DETROIT — Perched at the top of McLaren Automotive’s product lineup is the Ultimate Series, an elite group of hypercars built in scarce production runs with prices that start in the high six figures.
That’s far out of reach for most of the North American vehicle market, but McLaren is expanding the segment rapidly — to tantalize buyers who can reach them.
Last month, McLaren took the wraps off the Elva roadster, a $1.82 million nameplate that will have a run of only 399 vehicles.
The Elva marks the third Ultimate Series nameplate the brand has introduced since the P1 gas-electric hybrid launched in 2013 with a production run of 375 cars.
“P1s were about $1 million, $1.1 million in the U.S.,” recalled McLaren CEO Mike Flewitt during a stop in Detroit. “And we thought at that point, ‘Hey, you know, we might come back into the segment every 10 years.’ ”
But the reception for the P1 prompted McLaren to speed up that timeline.
“The Ultimate segment, which is a several-million-pound segment, is much stronger, much healthier,” Flewitt told Automotive News. “McLaren has gained much stronger credibility in that segment, and more quickly than we had planned.”
McLaren followed up the P1 with the P1 GTR, a track-only variant with a sold-out run of just 58 vehicles. In 2018, production began on the Senna, which had a starting price of nearly $1 million. At the time, it was McLaren’s most-powerful road-legal car, and also its lightest. The production run of 500 vehicles was sold out as soon as McLaren announced it in late 2017. The company then added a GTR variant, limited to just 75 cars, which also sold out.
“You’ve got to seduce people,” Flewitt said. “People really have to want it to spend a million pounds ($1.29 million) on a motor car. You’ve got to produce something that is not just technically special, but it’s emotionally appealing. And if you do, and your brand is trusted, that credibility builds.”
The company’s new Ultimate Series Speedtail may be the strongest test of that philosophy to date.
The futuristic Speedtail, with a three-seat layout paying homage to the iconic McLaren F1 of the 1990s, carries the highest starting price in McLaren’s portfolio, at around $2.3 million.

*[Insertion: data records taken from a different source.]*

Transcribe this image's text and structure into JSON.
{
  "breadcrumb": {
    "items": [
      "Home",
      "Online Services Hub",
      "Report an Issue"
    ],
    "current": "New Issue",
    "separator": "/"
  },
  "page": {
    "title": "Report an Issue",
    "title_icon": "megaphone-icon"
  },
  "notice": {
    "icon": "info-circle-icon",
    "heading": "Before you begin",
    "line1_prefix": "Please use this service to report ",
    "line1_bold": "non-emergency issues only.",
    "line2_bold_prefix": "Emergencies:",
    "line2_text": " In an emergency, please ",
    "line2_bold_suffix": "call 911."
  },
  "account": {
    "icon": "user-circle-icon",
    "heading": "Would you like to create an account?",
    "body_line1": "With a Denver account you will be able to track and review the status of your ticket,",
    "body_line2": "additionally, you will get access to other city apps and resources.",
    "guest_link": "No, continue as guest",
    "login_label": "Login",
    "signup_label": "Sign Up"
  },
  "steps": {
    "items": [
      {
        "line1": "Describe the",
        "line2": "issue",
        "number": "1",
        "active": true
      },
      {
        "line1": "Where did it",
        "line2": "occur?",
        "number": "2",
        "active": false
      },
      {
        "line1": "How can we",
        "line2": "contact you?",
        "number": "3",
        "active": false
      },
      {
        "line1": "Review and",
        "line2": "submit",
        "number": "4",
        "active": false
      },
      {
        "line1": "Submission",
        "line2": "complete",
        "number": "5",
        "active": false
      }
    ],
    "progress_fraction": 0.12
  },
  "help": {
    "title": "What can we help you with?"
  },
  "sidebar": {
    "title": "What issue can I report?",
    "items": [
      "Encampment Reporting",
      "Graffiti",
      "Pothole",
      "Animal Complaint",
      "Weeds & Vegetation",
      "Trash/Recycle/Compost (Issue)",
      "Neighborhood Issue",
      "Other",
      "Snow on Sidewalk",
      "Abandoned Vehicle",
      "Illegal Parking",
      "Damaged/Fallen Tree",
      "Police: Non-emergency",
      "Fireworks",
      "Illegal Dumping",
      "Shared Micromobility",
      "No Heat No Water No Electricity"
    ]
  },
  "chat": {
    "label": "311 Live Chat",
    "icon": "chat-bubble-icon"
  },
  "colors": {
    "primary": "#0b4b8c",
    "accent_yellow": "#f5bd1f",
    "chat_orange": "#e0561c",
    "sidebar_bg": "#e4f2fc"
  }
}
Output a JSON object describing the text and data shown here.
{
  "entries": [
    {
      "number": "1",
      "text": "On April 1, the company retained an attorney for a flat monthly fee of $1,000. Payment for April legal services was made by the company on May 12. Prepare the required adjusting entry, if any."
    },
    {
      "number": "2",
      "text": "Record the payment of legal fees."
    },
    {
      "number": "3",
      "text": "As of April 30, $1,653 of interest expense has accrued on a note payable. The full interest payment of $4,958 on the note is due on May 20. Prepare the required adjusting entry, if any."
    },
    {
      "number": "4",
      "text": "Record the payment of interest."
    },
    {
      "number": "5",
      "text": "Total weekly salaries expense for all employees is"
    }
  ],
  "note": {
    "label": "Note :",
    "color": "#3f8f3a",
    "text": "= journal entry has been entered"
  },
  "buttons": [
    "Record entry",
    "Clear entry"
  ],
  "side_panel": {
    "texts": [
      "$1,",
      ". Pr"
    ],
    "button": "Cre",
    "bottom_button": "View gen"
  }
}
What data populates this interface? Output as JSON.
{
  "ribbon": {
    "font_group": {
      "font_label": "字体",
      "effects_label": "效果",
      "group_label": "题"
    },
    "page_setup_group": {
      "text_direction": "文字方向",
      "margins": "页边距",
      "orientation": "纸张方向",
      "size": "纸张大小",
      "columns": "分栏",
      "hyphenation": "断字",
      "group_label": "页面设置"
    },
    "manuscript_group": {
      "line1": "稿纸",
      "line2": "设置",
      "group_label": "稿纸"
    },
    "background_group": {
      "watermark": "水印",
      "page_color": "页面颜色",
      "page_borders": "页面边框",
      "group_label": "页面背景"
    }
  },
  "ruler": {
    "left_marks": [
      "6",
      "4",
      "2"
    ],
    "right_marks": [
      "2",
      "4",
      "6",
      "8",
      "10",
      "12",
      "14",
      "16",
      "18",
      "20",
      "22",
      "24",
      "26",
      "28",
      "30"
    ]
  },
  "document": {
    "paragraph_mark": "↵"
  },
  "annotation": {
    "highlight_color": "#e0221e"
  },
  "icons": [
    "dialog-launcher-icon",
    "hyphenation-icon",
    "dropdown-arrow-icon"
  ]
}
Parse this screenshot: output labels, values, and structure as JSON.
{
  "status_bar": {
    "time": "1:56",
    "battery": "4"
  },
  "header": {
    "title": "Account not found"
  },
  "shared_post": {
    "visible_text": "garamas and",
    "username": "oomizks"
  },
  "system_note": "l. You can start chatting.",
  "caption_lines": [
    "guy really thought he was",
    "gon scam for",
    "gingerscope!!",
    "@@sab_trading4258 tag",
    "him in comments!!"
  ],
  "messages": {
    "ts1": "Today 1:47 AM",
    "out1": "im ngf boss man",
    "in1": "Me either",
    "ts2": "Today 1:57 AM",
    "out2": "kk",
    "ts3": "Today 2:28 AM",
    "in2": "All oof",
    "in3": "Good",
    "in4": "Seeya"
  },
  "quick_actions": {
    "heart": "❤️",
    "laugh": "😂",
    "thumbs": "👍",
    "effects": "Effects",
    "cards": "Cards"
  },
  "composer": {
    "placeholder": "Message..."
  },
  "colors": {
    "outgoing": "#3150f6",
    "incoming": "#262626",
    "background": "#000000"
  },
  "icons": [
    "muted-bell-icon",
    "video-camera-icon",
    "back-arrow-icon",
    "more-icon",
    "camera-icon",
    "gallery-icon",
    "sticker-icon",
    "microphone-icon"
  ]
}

Its production is limited to 106 vehicles, which mirrors the number of F1s built.
Speedtail deliveries begin in January, but the model was sold out before it was even officially announced in late 2016, before it had been given an official name.
The high-end sensation isn’t lost on Flewitt.
“It’s wonderful that customers have the confidence in McLaren that they basically signed up for that car two and a half years before we were even putting it into production,” he said.
The addition of Ultimate Series models takes place as the British exotic brand records substantial sales growth. McLaren sold 4,806 vehicles globally in 2018, up from 1,654 in 2015.
Such numbers are almost rounding errors for some automotive brands. And the Ultimate Series totals are even smaller. But Flewitt said that McLaren is benefiting from something else.
“We’re playing in a market segment that’s all about exclusivity,” Flewitt said. “I come from a traditional automotive background, and volume was the defining thing. How many cars you made defined your success.”
But volume, he said, “is almost an irrelevant measure for us.”
Exclusivity and volume work against each other. McLaren could’ve sold more P1s and Sennas had it built more, he said, but larger production runs might have had an adverse impact on demand.
“We announce a limited-run car like Speedtail, 106 cars, and they sell out. And you think, ‘Should have I done 150?’
“But the reality is that you could pick too high a number and it would dampen demand. People wouldn’t want it because it wasn’t exclusive,” said Flewitt. “It’s a bit of an art form.
“The high price, the low volume and the exclusivity [are] part of the appeal for people, without a doubt.”
Each Ultimate Series model was developed to serve a different purpose.
The Senna is seen as a track car that happens to be road legal. The 1,035-hp gasoline-electric hybrid Speedtail, with luxurious interior materials and room for three inside, along with precision aerodynamics, is viewed as a hypercar and grand tourer built into one.
The most recent addition, the Elva, is the most extreme yet. It has a carbon-fiber chassis and body but has no roof, windscreen, side windows or even an audio system — all in an effort to be McLaren’s lightest car to date.
“We’re very often pushing boundaries. We’re very often setting targets for ourselves that we don’t actually know how to meet yet,” Flewitt said.
“We’re going to meet that target through the development of the car, which keeps our cars at the edge in terms of performance.”